Loved this. Many of the lines are powerful. It's fun, insightful, entertaining. My favorite in the collection is 'Life Preserver,' a wonderful poem about the power of love. I'm not sure self-referential poetry truly appeals to me (one of the later poems in the book refers to an earlier poem in the book, it's like breaking the fourth wall in movies and TV), but there's so much here to appreciate and savor.
I thoroughly enjoyed this collection of poetry! Morín is very good at capturing feelings and emotion in his words. There was one poem about fatherhood, Two Dolphins, that I found particularly profound in its honesty. Each poem reads like you are having coffee with the author and he is telling you a little story. Some are about himself, some are about what he witnesses. Very glad to have read this one.
4.5 rounded up. Love to hear the author read the poetry on audio, just gorgeous and reflective poems. It was honest and intimate and gave me insight into the author’s experience. Particularly loved his reflections on his own poetry baked into other poems. Looking forward to a reread after it has time to marinate in my mind.
Electric book cover. Some rlly good stuff but I found myself losing attention when I saw that each poem was a few pages long. May be my ADHD, may be the fact that my intro to poetry was rupi Kaur, or may just be that it didn’t resonate. Either way - solid read but happy it was a library book that I get to return for someone else who may resonate more :)
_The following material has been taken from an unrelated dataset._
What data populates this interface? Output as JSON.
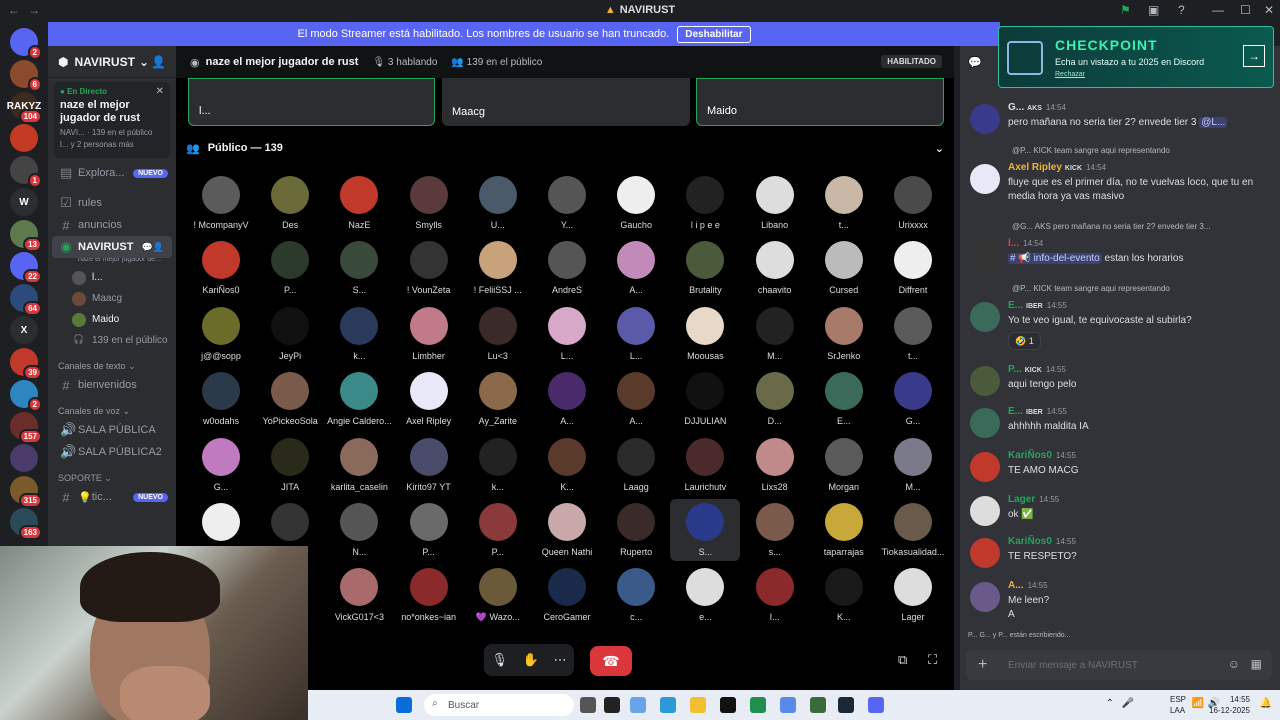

Some absolute gems in here. Especially when conveying the emotional experience of identities I don’t share/can’t experience first hand. (Such as being a father or being latino in the U.S.)
One on fatherhood was so good it reminded me of watching my brother interact with his young son, clouding my eyes while I was on a plane.
I really like Morín's voice here--lovely collection of thoughts about fatherhood ("Two Dolphins"), white supremacy ("Whiteface"), and peaches that look like Fidel Castro ("Heretic That I Am"). What's not to like?
I liked it but I didn't love it. I have realized mundanity is rarely enjoyable to me in literature but I was more fond of the more conceptual and elusive elements within some of Morín's poems in this collection.
I could read "A Sigh" all day. (And then to know how it was made! Frosting, cake.) "Goosestep," too. All the animals and humans here come to me with a clear-faced deadpaned beseech, which is just how I like it.